Certainty and finality
In his decision, Sheriff Miller said of the case relied on by the pursuer: “Both the reasoning of the sheriff at first instance in RBS v Mason and the opinion of the sheriff principal on appeal appear to focus solely on the procedural history of the case in relation to the second defender. The report records that the first defender had initially defended the action before consenting to decree against him in terms of a joint minute. Thus, there were clearly striking differences between the procedural history of RBS v Mason and that of the present case.”
He said of the rule generally: “It seems to me that its application serves to provide some measure of certainty and finality to the legal position of a non-compearing defender, who can expect the pursuer, if intending to seek decree in absence against him, to take practical steps to do so within a reasonable time after the end of the period of notice relating to him, calculated according to the date on which the action was served on him. I recognise the practical attraction of the pursuer’s argument in a case such as this, which was raised against a number of defenders jointly and severally.”
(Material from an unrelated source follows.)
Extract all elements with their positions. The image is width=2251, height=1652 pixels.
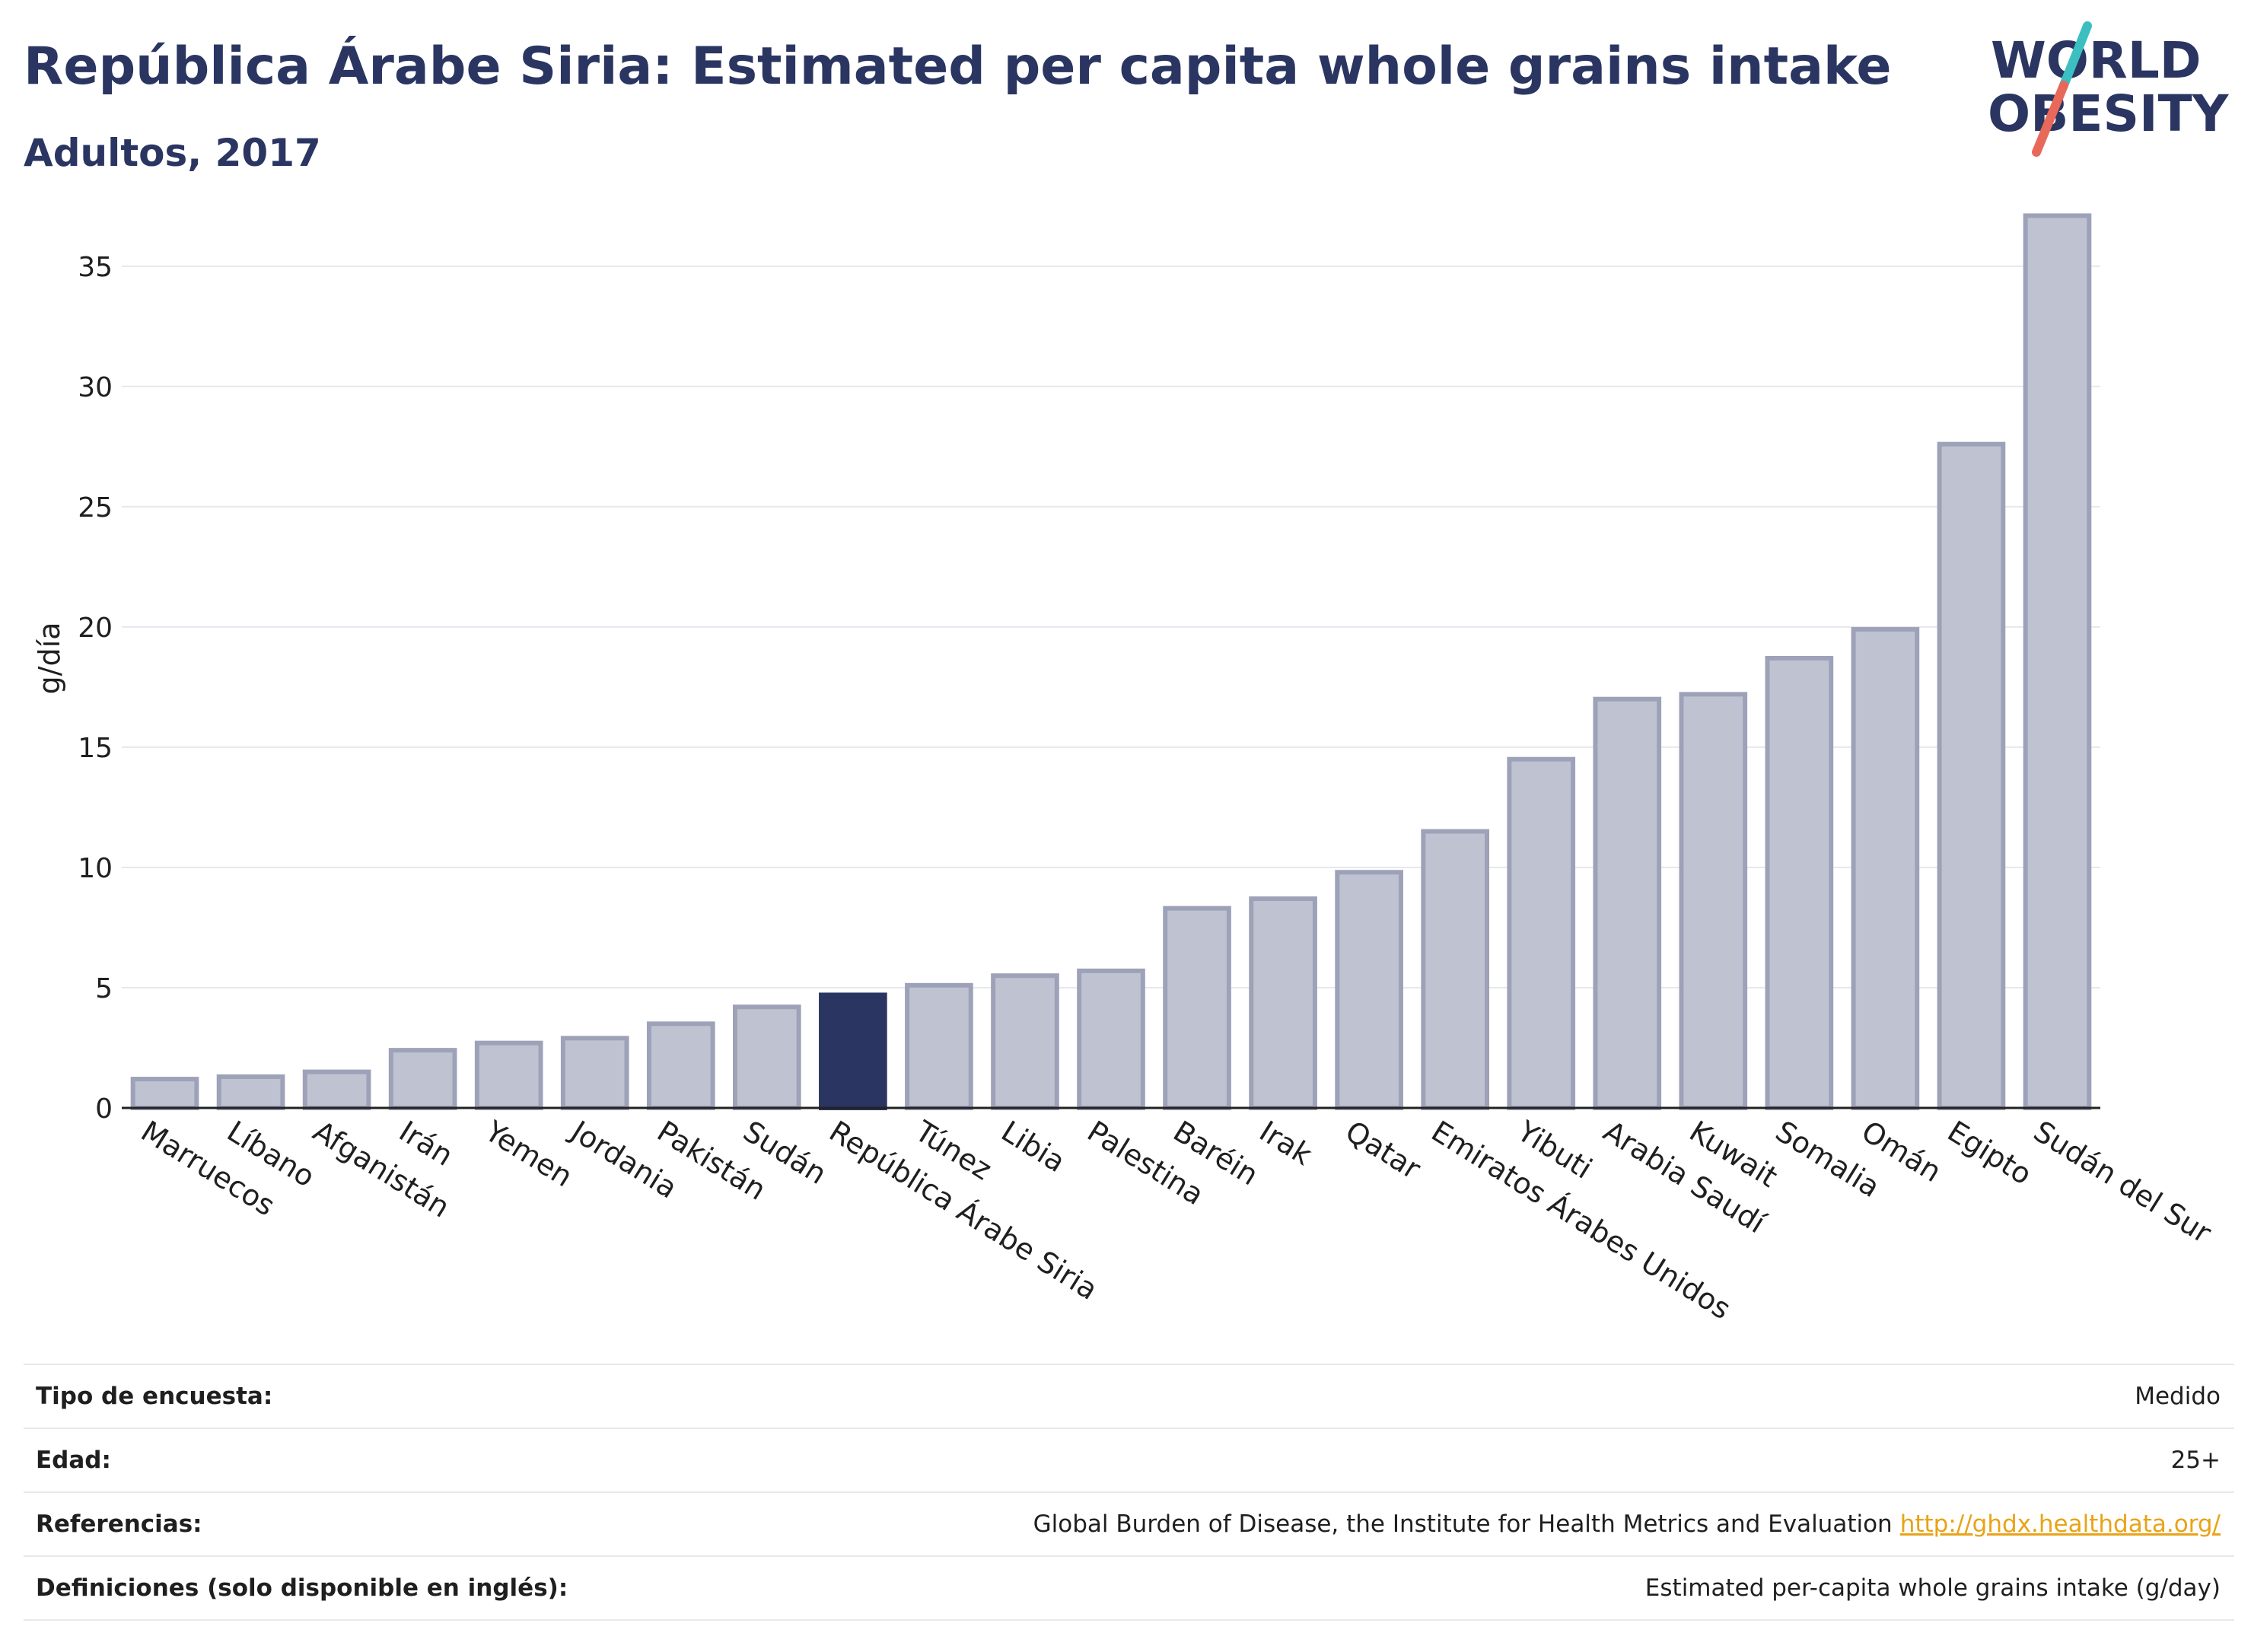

Considering the demerits of the pursuer’s position, the sheriff noted: “In a case involving multiple defenders in which one defender receives intimation of the initial writ and elects not to lodge a NID, the period of a year and a day in relation to that defender for the purposes of this rule would commence on the expiry of the period of notice relating to that defender if the pursuer is never able to, or elects not to, effect service on the other defender(s). Where, as in this case, the pursuer has difficulty in tracing and effecting service on the final defender, the application of this rule to the original non-compearing defender could potentially remain uncertain for a very significant period.”
He concluded: “It appears to me to be most consistent with the underlying significance of this rule for its application to be considered separately in relation to each non-compearing defender, according to the date of expiry of the period of notice relating to that defender. This approach is consistent with the practical guidance given in Macphail’s Sheriff Court Practice to the effect that it is open to a pursuer to minute for decree in absence against a non-compearing defender even where the action continues against another defender and that it is regarded as a prudent course for the pursuer’s solicitor to minute for decree in absence as soon as possible after the expiry of the period of notice.”
Sheriff Miller therefore refused the pursuer’s minute in relation to the first and second defenders, but granted it in relation to the third.